彼に思い切って聞くと、返ってきたのは『話したいことがある』という一言でした。安心していいのか分からないまま、私はその続きを、すぐには聞けずにいたのです。

スマホの通知音で顔を上げると、画面に彼の名前が並んでいました。最近二人で使い始めた読書記録アプリに、彼がメモを追加したという知らせです。何気なく開いた画面で、ある一文に目が留まりました。

メモに混じっていた言葉

彼とは、おすすめの本を貸し合うのが好きでした。

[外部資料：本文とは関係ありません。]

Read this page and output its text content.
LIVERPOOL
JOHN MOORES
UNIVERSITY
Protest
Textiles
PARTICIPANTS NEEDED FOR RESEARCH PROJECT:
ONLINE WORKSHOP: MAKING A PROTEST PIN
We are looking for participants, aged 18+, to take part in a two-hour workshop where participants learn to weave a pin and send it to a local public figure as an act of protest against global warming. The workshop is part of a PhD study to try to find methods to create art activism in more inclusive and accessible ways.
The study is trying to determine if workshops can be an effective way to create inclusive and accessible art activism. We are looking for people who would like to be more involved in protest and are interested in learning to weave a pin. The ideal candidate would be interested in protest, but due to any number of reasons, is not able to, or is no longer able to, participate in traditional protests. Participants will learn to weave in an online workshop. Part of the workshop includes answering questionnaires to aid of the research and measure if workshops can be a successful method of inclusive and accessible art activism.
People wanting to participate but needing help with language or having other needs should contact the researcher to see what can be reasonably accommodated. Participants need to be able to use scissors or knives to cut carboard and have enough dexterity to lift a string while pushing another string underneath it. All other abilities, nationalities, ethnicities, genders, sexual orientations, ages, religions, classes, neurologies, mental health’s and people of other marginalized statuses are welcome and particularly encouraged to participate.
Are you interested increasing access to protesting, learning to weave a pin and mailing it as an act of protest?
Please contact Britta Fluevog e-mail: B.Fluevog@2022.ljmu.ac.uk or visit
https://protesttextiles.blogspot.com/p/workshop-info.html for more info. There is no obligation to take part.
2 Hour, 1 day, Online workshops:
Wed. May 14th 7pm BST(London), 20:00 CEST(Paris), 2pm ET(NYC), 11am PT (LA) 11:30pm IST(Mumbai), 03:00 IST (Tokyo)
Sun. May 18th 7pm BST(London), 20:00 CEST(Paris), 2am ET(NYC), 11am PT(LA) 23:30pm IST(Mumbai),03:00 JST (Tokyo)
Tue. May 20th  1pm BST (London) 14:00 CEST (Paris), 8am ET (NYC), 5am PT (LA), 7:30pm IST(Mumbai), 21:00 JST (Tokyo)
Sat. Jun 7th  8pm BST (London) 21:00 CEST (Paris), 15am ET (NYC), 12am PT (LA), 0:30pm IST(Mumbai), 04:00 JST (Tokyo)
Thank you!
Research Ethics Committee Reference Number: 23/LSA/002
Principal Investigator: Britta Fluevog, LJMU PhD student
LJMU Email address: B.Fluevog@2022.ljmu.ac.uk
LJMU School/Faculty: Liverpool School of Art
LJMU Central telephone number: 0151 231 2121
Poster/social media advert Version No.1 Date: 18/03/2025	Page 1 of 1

読み終えると、アプリにお互いの感想を書き込んで、相手のメモを読むのがちょっとした楽しみだったのです。その日も同じ気持ちで一覧をたどっていました。ところが、ある小説のページに残された一文を、私は何度も読み返しました。『好きでも、ずっと一緒だと自分の時間が惜しくなる時がある』。本の感想のはずなのに、それはまるで、私と一緒にいることへの本音のように見えました。

聞けないまま

その一文が、頭から離れませんでした。もしかして、私といる時間を負担に感じているのかもしれない。距離を置きたいのかもしれない。考えるほど、よくない方向にばかり想像が膨らんでいきました。かといって、聞く勇気も出ませんでした。共有のメモとはいえ、彼の本音を盗み見たような後ろめたさがあったのです。いつも通りに振る舞おうとして、かえってぎこちなくなる自分がいました。